We use mathematical induction as follows: Statement ${{S}_{1}}$ is; $1\cdot 2=2$ And simplifying on the right, we obtain $\frac{n\left( n+1 \right)\left( n+2 \right)}{3}=2$. So, this true statement shows that ${{S}_{1}}$ is true. Also, assume ${{S}_{k}}$ is true.
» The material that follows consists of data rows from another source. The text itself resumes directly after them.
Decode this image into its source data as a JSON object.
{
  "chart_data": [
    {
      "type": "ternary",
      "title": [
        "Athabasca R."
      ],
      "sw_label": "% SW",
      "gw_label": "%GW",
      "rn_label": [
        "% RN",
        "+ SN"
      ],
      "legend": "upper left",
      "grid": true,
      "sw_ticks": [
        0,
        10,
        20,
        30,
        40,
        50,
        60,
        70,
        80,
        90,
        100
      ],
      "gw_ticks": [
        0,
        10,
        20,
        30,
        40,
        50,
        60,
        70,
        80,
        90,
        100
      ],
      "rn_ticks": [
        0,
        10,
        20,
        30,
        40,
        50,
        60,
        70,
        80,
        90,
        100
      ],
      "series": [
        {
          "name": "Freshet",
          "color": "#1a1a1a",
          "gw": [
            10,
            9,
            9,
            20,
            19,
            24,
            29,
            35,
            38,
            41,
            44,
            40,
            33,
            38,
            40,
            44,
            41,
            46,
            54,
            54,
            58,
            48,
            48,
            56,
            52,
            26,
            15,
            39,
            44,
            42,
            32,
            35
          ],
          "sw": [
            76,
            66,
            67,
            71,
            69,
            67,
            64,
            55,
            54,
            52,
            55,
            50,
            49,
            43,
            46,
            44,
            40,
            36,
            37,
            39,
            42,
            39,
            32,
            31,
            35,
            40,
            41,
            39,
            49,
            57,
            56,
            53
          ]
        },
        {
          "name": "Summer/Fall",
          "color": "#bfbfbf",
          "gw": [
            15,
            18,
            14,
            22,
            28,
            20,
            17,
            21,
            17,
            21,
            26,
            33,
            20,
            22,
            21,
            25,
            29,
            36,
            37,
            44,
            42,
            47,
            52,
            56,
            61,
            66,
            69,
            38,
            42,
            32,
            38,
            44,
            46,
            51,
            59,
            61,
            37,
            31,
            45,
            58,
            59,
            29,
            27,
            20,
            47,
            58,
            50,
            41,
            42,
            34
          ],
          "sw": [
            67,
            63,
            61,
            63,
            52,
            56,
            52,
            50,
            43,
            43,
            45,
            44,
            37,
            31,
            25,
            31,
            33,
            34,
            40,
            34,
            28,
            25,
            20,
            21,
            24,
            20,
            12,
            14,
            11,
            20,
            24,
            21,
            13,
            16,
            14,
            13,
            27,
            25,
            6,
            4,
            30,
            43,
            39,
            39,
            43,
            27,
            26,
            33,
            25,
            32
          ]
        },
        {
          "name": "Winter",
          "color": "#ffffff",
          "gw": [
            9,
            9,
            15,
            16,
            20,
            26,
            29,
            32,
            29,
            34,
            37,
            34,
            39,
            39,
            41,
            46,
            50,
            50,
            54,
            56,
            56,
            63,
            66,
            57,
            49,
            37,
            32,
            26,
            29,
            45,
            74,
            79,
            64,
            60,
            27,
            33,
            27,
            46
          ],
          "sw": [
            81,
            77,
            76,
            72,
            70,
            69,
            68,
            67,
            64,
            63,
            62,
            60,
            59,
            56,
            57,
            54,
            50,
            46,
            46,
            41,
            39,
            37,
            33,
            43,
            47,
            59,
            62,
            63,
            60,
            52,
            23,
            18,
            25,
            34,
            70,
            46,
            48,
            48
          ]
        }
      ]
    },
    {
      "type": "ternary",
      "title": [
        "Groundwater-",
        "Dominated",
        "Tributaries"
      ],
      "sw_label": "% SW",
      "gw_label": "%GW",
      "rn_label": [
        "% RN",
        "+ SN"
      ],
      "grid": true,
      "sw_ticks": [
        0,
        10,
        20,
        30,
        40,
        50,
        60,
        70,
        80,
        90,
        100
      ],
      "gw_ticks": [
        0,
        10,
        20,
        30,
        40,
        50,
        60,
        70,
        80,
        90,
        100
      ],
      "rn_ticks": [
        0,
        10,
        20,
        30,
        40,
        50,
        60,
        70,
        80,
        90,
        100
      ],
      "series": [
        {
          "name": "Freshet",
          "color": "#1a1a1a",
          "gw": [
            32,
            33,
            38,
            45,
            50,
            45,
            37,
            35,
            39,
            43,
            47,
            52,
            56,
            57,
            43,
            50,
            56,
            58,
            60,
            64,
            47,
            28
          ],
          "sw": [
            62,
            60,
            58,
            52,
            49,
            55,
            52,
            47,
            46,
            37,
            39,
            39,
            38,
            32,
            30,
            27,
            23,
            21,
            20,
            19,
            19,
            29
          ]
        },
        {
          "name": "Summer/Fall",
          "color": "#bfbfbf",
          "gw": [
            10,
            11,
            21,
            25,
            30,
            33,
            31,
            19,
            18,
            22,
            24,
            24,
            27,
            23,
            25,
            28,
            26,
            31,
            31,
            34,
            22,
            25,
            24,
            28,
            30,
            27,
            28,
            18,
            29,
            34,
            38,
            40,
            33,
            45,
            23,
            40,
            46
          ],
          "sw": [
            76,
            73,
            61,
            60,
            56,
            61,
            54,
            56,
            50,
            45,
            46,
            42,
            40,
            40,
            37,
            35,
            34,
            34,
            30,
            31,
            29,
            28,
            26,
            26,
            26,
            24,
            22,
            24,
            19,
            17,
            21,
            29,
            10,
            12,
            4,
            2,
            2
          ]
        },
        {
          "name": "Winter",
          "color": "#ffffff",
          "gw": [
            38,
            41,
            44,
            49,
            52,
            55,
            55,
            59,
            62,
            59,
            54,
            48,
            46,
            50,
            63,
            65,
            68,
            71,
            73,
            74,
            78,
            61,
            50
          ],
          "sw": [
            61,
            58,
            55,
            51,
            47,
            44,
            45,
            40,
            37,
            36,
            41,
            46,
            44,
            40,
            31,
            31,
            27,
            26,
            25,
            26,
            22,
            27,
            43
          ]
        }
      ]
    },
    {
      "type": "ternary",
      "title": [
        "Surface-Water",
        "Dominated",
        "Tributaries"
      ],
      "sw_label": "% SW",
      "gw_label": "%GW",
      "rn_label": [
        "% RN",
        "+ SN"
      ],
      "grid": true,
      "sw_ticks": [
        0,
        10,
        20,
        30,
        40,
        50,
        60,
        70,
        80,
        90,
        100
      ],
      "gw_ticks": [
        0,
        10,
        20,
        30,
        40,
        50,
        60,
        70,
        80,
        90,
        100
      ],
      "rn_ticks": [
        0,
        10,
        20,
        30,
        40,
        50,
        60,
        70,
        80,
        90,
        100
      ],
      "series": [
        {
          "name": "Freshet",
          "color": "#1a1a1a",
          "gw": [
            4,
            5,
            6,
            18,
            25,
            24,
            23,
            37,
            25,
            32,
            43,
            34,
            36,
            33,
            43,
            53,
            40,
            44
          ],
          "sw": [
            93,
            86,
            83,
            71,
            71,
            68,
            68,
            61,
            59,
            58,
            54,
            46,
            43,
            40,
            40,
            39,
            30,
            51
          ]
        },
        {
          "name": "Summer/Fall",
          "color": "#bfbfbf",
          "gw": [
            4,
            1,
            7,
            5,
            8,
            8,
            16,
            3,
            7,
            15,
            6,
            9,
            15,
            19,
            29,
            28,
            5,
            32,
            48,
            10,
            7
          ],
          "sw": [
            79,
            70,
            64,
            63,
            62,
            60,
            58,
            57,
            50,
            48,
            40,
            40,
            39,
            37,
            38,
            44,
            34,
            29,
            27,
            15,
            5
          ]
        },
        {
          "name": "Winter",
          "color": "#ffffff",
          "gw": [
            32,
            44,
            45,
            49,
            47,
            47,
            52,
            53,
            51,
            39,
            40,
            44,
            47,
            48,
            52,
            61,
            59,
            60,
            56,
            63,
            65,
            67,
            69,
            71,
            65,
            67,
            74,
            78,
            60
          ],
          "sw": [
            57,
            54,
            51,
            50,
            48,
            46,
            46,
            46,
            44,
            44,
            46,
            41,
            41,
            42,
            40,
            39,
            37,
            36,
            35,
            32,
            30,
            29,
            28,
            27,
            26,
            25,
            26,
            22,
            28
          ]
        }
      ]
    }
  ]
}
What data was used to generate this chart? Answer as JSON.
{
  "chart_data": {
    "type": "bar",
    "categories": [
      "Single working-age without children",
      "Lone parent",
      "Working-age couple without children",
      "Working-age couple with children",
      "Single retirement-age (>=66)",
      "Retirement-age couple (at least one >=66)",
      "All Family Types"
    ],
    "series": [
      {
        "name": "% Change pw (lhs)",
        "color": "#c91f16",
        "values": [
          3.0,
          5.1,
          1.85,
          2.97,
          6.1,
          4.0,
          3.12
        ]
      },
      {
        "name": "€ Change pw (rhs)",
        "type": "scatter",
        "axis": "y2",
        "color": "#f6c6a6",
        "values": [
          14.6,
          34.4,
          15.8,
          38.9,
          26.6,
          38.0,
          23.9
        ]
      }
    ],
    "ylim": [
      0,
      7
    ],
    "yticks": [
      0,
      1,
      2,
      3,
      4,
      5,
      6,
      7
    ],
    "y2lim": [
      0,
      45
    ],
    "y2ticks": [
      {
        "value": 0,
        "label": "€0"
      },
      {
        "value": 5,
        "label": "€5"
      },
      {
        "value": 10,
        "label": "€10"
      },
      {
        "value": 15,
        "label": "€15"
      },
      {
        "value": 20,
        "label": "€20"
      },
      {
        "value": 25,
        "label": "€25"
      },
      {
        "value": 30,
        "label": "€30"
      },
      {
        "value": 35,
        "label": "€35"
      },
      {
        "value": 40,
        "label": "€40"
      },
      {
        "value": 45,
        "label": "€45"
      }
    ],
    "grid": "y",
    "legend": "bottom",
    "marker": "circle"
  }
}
Using ${{S}_{k}},{{S}_{k+1}}$ from the expression, $1\cdot 2+2\cdot 3+...+k\left( k+1 \right)=\frac{k\left( k+1 \right)\left( k+2 \right)}{3}$ By adding $\left( k+1 \right)\left( k+2 \right)$ on both sides, we get: \begin{align} & 1\cdot 2+2\cdot 3+...+k\left( k+1 \right)+\left( k+1 \right)+\left( k+2 \right)=\frac{k\left( k+1 \right)\left( k+2 \right)}{3}+\left( k+1 \right)\left( k+2 \right) \\ & 1\cdot 2+2\cdot 3+...+k\left( k+1 \right)+\left( k+1 \right)+\left( k+2 \right)=\frac{k\left( k+1 \right)\left( k+2 \right)+3\left( k+1 \right)\left( k+2 \right)}{3} \\ & 1\cdot 2+2\cdot 3+...+k\left( k+1 \right)+\left( k+1 \right)+\left( k+2 \right)=\frac{\left( k+1 \right)\left( k+2 \right)\left( k+3 \right)}{3} \\ \end{align} Thus, ${{S}_{k+1}}$ is true. The result $1\cdot 2+2\cdot 3+...+n\left( n+1 \right)=\frac{n\left( n+1 \right)\left( n+2 \right)}{3}$ holds true.